If Matthew 23, that scorching example of Jesus’ inventory of Pharisaical hypocrisy, isn’t an example of criticism, I don’t know what is. If I can live among evangelicals, and read that chapter, and not write about what we have become, there is something wrong with me.
What about loving? Doesn’t love “speak no evil?” Doesn’t love only speak words of positive encouragement? This is the theology of Joel Osteen and his apparent spiritual hero, Robert Schuller, and it is, in the end, cruel and unloving. The scriptures place love at the center of the Christian worldview, and that love works out alongside God’s holiness, justice, truthfulness, mercy, compassion and righteousness. Isolating love from these other qualities of God is idolatry and an abandonment of the Biblical God. We have had enough of the Hallmark Card Trinity. Let’s live and speak as if we belong to the God who crucified his Son to balance love and righteousness in the universe.

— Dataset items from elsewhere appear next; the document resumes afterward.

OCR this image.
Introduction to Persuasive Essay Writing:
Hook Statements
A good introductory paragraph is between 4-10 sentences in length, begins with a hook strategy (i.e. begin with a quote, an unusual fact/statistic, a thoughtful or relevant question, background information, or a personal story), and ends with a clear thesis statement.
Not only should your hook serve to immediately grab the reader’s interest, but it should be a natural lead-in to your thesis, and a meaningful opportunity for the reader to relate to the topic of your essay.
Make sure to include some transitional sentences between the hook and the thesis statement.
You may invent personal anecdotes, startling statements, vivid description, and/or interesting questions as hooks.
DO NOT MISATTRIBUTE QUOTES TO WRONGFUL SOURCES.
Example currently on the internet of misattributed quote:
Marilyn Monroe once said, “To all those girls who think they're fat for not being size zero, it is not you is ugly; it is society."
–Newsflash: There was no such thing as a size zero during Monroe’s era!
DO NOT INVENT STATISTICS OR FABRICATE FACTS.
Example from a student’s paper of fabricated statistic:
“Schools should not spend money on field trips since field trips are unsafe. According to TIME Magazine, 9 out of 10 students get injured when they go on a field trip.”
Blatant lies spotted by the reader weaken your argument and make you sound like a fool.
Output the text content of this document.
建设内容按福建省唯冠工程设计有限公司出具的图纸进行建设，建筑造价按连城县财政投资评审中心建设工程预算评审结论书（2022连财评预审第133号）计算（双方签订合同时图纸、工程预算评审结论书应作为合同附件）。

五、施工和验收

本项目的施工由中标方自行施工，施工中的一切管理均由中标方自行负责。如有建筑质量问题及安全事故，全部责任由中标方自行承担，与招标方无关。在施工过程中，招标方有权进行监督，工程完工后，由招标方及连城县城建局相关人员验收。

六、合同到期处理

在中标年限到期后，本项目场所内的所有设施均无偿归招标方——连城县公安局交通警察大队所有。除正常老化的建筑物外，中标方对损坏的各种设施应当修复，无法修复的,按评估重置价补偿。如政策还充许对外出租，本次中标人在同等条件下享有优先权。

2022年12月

Frequently, my ministry brings me in contact with terrible human problems like depression, self-destructive behaviors, eating disorders, sexual abuse and so on. There is a familiar response among those who are the friends of those who suffer with these situations. They believe it is unloving to speak of the problem, and that it is loving to be silent and secretive. This silence is a terrible, sometimes, deadly error, and it says all I need to know about the need for truthful, loving judgment in life.